Immunological Basis of Chronic Spontaneous Urticaria: Immunoglobulin E and Beyond

Abstract

Chronic spontaneous urticaria (CSU) is associated with a substantial disease burden due to its prolonged course and significant impairment of quality of life. The diagnostic process for CSU involves confirming the diagnosis itself and identifying disease phenotypes or endotypes, cofactors, and comorbid conditions, which may affect disease activity and severity.
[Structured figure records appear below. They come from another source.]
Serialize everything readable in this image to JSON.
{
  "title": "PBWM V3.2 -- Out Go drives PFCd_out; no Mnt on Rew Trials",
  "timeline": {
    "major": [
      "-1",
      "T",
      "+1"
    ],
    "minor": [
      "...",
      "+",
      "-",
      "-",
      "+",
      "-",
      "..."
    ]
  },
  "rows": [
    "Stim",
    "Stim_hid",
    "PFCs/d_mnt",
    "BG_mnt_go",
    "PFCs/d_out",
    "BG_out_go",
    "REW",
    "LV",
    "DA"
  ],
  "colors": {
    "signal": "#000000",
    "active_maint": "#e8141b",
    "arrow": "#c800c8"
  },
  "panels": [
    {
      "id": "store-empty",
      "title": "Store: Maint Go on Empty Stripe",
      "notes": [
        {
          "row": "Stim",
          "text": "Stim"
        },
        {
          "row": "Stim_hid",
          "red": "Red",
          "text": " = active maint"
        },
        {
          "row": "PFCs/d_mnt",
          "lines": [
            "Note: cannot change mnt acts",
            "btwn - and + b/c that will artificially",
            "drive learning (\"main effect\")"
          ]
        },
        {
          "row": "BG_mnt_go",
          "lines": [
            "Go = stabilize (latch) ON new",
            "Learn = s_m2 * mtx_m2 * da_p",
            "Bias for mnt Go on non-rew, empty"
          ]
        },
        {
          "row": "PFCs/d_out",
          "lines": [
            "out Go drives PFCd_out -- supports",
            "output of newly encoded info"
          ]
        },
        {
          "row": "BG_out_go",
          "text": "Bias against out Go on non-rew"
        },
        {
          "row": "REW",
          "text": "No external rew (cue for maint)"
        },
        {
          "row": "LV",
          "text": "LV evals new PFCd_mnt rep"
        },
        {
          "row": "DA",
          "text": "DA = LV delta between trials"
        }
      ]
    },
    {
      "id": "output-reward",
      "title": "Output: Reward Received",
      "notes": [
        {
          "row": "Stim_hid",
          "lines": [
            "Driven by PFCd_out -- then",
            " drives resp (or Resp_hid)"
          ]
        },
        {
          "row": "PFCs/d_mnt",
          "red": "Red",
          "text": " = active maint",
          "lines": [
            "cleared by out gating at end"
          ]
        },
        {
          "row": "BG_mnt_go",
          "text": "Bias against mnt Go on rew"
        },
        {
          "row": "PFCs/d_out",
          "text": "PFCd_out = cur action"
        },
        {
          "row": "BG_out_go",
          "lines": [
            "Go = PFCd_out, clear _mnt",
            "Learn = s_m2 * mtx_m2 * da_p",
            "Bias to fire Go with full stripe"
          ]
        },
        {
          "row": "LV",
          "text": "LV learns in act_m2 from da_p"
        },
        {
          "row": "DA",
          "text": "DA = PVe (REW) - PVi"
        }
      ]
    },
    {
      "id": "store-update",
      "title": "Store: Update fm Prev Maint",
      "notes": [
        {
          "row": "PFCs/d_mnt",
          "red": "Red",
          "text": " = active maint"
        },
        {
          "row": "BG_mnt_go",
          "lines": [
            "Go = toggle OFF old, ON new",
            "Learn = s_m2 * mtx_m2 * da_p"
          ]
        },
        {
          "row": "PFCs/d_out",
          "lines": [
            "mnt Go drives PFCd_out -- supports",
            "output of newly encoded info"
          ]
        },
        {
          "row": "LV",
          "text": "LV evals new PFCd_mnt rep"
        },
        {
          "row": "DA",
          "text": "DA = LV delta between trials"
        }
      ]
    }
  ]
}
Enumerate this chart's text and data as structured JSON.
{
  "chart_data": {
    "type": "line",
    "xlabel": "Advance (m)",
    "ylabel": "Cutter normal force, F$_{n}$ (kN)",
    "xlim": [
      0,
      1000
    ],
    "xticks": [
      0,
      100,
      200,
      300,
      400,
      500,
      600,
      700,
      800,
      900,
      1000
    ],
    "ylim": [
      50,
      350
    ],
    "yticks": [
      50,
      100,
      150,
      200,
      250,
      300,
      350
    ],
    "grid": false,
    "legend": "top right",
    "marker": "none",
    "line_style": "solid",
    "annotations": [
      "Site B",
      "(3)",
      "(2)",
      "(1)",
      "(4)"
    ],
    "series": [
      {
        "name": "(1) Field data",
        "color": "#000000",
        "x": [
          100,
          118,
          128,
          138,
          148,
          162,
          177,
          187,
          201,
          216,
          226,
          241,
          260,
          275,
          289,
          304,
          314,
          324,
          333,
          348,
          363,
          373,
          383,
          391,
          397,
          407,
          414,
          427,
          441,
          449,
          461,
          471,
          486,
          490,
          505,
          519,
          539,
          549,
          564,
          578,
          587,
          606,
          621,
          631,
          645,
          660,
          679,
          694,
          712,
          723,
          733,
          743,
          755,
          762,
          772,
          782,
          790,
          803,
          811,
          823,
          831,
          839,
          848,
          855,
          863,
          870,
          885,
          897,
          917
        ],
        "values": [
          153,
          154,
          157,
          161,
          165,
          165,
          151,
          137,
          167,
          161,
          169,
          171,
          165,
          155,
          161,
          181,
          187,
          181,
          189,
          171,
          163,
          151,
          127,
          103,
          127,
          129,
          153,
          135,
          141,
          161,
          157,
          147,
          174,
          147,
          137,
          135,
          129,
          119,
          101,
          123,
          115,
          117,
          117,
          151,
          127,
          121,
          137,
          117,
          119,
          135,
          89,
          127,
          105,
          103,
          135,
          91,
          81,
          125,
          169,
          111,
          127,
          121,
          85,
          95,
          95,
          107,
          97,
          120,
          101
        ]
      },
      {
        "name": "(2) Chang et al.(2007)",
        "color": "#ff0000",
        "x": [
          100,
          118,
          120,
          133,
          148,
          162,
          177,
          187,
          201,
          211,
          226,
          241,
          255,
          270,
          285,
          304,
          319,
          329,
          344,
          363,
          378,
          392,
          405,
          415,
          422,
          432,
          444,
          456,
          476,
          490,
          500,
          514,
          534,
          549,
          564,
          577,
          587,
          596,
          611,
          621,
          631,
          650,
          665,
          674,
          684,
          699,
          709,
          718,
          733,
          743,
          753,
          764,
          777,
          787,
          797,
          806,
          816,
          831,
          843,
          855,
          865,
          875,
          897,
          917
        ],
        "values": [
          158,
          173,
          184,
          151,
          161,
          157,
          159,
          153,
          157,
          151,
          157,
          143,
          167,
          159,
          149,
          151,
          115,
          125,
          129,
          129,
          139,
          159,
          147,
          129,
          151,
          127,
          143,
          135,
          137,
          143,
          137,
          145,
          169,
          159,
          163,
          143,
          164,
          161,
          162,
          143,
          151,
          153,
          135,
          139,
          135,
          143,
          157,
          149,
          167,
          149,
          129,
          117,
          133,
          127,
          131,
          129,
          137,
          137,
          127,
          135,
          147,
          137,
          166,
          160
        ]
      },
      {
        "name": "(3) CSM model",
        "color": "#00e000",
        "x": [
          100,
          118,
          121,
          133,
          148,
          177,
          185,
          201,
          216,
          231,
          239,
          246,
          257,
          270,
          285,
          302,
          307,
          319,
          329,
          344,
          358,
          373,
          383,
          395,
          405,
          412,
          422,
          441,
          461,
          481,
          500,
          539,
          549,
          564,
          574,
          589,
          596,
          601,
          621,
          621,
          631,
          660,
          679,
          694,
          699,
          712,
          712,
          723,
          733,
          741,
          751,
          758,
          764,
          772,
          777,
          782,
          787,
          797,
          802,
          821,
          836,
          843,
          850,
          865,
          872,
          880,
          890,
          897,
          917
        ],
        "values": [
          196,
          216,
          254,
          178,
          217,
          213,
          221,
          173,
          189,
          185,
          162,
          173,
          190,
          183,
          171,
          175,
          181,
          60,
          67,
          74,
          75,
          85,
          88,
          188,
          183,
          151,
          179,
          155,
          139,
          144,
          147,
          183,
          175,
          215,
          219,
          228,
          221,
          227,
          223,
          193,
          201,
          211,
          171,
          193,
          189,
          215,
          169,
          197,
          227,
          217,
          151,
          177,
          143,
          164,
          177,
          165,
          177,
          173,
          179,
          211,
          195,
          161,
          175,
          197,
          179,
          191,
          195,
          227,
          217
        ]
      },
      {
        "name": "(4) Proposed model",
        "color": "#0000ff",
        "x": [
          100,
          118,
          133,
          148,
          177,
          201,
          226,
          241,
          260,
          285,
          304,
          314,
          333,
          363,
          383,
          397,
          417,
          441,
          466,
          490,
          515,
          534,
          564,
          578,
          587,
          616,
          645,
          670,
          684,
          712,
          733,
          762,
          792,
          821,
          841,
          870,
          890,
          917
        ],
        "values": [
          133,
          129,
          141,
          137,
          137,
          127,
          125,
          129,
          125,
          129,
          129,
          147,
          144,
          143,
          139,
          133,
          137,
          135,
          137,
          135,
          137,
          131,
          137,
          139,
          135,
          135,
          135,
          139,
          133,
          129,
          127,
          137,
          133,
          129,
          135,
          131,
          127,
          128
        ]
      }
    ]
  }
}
Immunoglobulin E (IgE) and non-IgE-mediated mast cell degranulation are the major pathogenic mechanisms of CSU, where Fc epsilon RI alpha, a high-affinity IgE receptor, is the critical therapeutic target. Although the first-line treatment for CSU is typically second-generation H1-antihistamines, anti-IgE antibodies are recommended for patients who are refractory to up-dosed antihistamines. However, some patients with autoimmune phenotypes show incomplete responses. Recently, dupilumab, an anti-interleukin (IL)-4/IL-13 receptor antibody that inhibits type 2 inflammation, was approved by the US Food and Drug Administration. Patients with autoimmune phenotypes treated with Bruton's tyrosine kinase inhibitors have shown promising efficacy. Additionally, emerging biological agents, such as anti-KIT antibodies targeting mast cell activation and survival, and novel anti-IgE therapies (e.g., YH35324), are currently under investigation and are anticipated to become potential therapeutic options. This review provides an update on the pathogenic mechanisms of CSU, including IgE-and non-IgE-mediated mechanisms, and suggests potential therapeutic targets for improving clinical remission rates.